What disturbed him most, while the Russians were binding up their wounds after the seven-year nightmare of the Oprichnina, was the prevalence of witches. All over Russia, it seemed to him, powerful spells and magic charms were being uttered against him; the sorcerers were at work; enchantments were being practiced and ghosts were abroad. He was convinced that the sudden death of the Tsaritsa Marfa had been brought about by magic spells and these spells had been uttered not only against the Tsaritsa but against himself and his children. He had survived by the mercy of God, but for how long? Two cousins of Marfa were executed on suspicion of practicing witchcraft. The fear of witches remained with him to the end of his life.

In January 1575 a large number of Russian prisoners returned from the Crimea, and Ivan interrogated them. He wanted to know whether there had been treachery in the ranks of the Russian army, and no doubt he discovered enough traitors to make the interrogations worth his while. Later in the spring he rid himself of his fourth wife Anna Koltovskaya, sending her into a nunnery, and for good measure he executed her relatives.

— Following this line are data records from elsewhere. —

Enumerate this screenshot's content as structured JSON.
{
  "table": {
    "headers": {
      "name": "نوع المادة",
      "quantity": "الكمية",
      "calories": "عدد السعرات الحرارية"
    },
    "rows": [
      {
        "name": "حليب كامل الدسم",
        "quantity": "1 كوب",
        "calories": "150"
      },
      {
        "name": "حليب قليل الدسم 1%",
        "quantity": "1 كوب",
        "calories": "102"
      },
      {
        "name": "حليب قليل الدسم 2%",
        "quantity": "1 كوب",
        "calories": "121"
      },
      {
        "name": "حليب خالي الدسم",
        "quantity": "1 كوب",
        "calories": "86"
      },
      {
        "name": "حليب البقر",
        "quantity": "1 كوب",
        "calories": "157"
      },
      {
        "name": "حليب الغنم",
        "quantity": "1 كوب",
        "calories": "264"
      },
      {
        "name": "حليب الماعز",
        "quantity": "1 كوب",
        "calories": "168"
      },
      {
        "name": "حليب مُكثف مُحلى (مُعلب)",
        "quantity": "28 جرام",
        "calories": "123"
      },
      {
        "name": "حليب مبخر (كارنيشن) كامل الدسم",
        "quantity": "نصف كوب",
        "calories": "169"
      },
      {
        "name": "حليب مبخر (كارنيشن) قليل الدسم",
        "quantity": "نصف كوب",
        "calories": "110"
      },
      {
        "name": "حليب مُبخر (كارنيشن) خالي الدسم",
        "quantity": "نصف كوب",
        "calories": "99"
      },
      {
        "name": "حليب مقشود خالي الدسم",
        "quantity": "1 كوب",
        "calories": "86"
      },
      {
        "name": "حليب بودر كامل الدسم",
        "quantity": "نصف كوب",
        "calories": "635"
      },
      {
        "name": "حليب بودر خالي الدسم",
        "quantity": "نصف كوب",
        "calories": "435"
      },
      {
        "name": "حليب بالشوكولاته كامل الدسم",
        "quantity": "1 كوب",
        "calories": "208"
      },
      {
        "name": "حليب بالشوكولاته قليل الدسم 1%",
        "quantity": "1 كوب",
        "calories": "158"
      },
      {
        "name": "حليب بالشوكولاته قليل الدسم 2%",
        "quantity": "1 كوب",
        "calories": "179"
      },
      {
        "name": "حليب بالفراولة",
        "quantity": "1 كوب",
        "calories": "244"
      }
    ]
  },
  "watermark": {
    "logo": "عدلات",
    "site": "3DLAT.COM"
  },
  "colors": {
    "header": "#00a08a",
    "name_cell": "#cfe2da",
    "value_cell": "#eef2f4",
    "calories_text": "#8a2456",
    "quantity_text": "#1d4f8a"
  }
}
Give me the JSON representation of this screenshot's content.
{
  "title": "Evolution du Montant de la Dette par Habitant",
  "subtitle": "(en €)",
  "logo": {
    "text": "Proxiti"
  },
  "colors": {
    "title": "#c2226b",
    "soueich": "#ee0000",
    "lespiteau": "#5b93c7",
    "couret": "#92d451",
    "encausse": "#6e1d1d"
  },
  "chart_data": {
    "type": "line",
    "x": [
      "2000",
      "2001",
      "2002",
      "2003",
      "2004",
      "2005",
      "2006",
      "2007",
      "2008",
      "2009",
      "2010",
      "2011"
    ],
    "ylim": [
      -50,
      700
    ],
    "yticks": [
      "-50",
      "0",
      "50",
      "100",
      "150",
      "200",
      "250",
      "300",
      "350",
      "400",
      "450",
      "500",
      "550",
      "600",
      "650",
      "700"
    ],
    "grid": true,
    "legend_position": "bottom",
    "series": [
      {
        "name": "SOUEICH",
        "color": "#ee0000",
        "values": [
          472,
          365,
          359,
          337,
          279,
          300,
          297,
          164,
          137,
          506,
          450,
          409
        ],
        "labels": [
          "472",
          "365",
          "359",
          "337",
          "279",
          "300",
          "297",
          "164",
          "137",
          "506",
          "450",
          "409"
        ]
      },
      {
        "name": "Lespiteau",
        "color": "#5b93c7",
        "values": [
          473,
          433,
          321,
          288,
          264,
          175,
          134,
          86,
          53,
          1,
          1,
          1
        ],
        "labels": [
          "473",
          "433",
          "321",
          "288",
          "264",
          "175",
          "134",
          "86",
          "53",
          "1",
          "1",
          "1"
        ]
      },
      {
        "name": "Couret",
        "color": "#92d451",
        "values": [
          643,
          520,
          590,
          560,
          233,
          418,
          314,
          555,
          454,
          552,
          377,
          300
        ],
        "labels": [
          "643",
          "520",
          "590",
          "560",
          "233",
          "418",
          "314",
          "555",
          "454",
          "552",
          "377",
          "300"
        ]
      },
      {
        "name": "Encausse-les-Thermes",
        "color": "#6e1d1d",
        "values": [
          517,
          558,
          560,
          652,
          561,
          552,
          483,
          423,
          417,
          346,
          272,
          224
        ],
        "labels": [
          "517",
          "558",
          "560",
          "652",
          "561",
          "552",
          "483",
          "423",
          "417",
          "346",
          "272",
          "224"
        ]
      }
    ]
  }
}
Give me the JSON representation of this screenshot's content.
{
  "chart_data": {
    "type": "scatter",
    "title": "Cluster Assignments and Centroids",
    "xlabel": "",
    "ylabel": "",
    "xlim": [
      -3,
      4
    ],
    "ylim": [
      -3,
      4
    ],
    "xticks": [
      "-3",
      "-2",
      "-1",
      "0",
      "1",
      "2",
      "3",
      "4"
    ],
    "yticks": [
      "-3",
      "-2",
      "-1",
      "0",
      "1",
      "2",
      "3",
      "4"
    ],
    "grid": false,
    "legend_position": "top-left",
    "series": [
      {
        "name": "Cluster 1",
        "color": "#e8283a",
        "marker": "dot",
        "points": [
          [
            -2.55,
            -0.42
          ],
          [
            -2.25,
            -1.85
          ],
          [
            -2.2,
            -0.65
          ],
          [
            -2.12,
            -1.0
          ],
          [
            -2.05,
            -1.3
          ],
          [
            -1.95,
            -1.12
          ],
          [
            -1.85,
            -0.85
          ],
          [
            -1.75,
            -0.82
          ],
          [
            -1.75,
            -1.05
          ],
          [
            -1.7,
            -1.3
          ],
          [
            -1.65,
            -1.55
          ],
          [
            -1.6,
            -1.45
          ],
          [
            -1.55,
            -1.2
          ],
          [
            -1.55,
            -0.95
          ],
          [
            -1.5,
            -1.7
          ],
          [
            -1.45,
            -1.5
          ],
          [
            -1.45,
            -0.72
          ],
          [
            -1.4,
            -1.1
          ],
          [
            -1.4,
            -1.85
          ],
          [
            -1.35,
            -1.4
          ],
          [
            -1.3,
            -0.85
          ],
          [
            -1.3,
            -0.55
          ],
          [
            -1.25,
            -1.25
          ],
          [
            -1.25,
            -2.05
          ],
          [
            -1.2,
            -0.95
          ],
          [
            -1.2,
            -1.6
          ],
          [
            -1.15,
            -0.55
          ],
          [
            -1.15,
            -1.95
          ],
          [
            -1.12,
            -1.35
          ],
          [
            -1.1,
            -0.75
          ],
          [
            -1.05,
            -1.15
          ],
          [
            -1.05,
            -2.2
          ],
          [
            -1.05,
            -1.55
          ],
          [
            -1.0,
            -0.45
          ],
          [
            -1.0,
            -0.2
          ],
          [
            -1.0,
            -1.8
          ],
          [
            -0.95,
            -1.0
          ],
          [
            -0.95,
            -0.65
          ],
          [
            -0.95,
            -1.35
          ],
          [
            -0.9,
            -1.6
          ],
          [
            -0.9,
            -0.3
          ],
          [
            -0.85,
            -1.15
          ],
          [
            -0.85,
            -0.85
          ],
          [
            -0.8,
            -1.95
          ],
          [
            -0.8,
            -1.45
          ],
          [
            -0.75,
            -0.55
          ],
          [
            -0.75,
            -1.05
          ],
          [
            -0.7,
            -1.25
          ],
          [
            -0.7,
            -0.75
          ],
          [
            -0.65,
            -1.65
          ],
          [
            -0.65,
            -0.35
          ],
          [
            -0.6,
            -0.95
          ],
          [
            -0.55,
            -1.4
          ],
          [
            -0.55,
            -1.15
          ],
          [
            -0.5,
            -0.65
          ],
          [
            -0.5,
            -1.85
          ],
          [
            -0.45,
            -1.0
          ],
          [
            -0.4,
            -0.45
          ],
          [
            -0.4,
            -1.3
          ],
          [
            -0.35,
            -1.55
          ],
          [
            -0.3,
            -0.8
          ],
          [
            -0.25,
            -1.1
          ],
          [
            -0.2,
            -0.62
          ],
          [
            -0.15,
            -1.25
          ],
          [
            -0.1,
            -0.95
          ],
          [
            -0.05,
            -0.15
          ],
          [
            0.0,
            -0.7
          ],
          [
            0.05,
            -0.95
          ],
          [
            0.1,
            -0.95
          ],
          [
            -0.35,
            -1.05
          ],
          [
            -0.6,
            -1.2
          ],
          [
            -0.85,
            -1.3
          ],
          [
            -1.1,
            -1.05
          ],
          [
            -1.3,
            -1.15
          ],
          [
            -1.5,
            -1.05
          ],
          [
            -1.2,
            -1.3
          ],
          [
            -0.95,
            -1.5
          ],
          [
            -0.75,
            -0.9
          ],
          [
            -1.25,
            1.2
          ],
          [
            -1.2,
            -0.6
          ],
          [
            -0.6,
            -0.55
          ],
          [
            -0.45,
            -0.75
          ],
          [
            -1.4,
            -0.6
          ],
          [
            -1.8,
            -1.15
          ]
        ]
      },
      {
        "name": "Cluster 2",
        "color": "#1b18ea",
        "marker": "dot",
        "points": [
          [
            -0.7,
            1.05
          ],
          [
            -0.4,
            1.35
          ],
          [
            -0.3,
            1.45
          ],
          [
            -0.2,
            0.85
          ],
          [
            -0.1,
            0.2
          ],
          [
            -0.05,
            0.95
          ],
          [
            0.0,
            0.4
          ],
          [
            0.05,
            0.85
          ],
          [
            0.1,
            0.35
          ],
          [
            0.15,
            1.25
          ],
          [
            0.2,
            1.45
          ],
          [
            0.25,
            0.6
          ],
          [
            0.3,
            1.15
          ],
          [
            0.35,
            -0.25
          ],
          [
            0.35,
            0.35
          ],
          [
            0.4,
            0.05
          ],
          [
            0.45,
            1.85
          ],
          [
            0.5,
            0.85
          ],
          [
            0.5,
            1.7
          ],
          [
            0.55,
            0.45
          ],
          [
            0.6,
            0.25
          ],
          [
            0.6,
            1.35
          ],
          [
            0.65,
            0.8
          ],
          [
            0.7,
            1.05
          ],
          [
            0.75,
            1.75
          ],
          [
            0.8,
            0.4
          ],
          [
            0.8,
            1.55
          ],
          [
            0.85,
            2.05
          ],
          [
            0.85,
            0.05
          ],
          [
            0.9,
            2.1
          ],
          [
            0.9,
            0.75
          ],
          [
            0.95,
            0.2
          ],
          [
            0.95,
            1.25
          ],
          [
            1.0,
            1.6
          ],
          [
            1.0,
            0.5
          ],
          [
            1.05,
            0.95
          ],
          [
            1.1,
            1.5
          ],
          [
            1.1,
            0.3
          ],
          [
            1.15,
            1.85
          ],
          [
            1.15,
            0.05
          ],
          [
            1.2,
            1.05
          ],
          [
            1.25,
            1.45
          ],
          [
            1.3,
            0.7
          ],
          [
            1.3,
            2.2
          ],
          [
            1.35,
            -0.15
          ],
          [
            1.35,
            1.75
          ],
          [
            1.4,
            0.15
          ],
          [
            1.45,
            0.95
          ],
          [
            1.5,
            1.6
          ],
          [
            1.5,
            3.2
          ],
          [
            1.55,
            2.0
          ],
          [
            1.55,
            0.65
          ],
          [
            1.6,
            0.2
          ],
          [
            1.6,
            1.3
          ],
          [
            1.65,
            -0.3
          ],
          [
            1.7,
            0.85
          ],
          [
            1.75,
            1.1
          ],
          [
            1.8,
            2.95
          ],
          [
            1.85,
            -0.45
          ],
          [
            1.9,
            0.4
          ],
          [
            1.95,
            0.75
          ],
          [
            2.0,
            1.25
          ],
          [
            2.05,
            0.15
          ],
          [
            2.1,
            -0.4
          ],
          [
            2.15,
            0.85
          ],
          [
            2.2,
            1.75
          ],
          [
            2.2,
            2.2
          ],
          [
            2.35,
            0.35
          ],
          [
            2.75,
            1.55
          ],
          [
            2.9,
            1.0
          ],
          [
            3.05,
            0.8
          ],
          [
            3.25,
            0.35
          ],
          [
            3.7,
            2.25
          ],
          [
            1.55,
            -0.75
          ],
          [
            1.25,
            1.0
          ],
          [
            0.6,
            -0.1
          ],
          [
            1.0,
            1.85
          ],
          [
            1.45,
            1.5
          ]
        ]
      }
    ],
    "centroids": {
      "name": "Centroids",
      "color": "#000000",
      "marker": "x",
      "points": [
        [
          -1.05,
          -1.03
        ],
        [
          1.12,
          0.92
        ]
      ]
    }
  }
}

In the summer Ivan ordered the arrest of Leonid, Archbishop of Novgorod and Pskov. Significantly the archbishop’s many crimes included “the keeping of witches.” He was also accused of sodomy, counterfeiting money, and secret communication with the King of Poland. Prince Kurbsky describes him as “a gentle and distinguished man” and from the Novgorod Chronicle we learn that he once fined his deacons because they arrived late for a service. Of his fate we know nothing for certain except that he died miserably. According to the Pskov Chronicle the Tsar in a rage tore off his vestments, had him sewn in a bearskin, and set the dogs on him. Jerome Horsey, who was in Russia during this time, says the archbishop was lodged in a cell “with irons on his head and legs.” Sentenced to everlasting imprisonment, he is said to have spent his days painting icons, combs, and saddles while living on a diet of bread and water.

The tempo of executions was much slower now. Instead of killing Ivan sometimes resorted to the practice of confiscating everything a man possessed, even his clothes. It was a kind of symbolic execution, and he practiced it on the boyar Nikita Zakharin, the brother of the adored Anastasia. Jerome Horsey, who lived next door to Nikita Zakharin on Varvarka Street in Kitay Gorod, left a vivid account of the sudden eruption of vandals in a quiet street:

His majesty came to the city of Moscow; cast his displeasure upon some noblemen and governors thereof; set a parasite of his and sent with him two hundred gunners to rob Nikita Romanovich our next neighbor, brother to the good empress Anastasia, his first wife, took from him all his armor, horse, plate, and goods, to the value of forty thousand pounds; seized his lands and left him and his so poor and needy as he sent to the English house the next day for as much coarse cotton as made him a gown to cover himself and children withal.

A similar but more bloody punishment was visited about the same time on Andrey Shchelkalov, the Grand Secretary, who was beaten until he disgorged five thousand rubles, and was left half-dead. He was not killed, but his faithful servant Ivan Lottych was murdered, apparently as a warning. Jerome Horsey relates that Shchelkalov was also forced to repudiate his young and beautiful wife and to gash her naked back with a scimitar as a sign of renunciation.

There were more sporadic executions in the late summer of 1575. The chroniclers report that Ivan ordered the heads to be thrown into the courtyards of Prince Ivan Mstislavsky, Andrey Shchelkalov, the Metropolitan, and other high officials as a grizzly warning. It seemed that he could not live without killing but was growing weary of it.

He was also growing weary of life. “The foul stinking dog” would bark and bite, but the vigor was going out of him. He had no philosophy of life, no plans except to survive and to secure the survival of his dynasty, no military policy except to extend his frontier in Livonia with the assistance of King Magnus, who was proving to be totally incompetent. He was exhausted, his sails hung slack, and he drifted with the tide.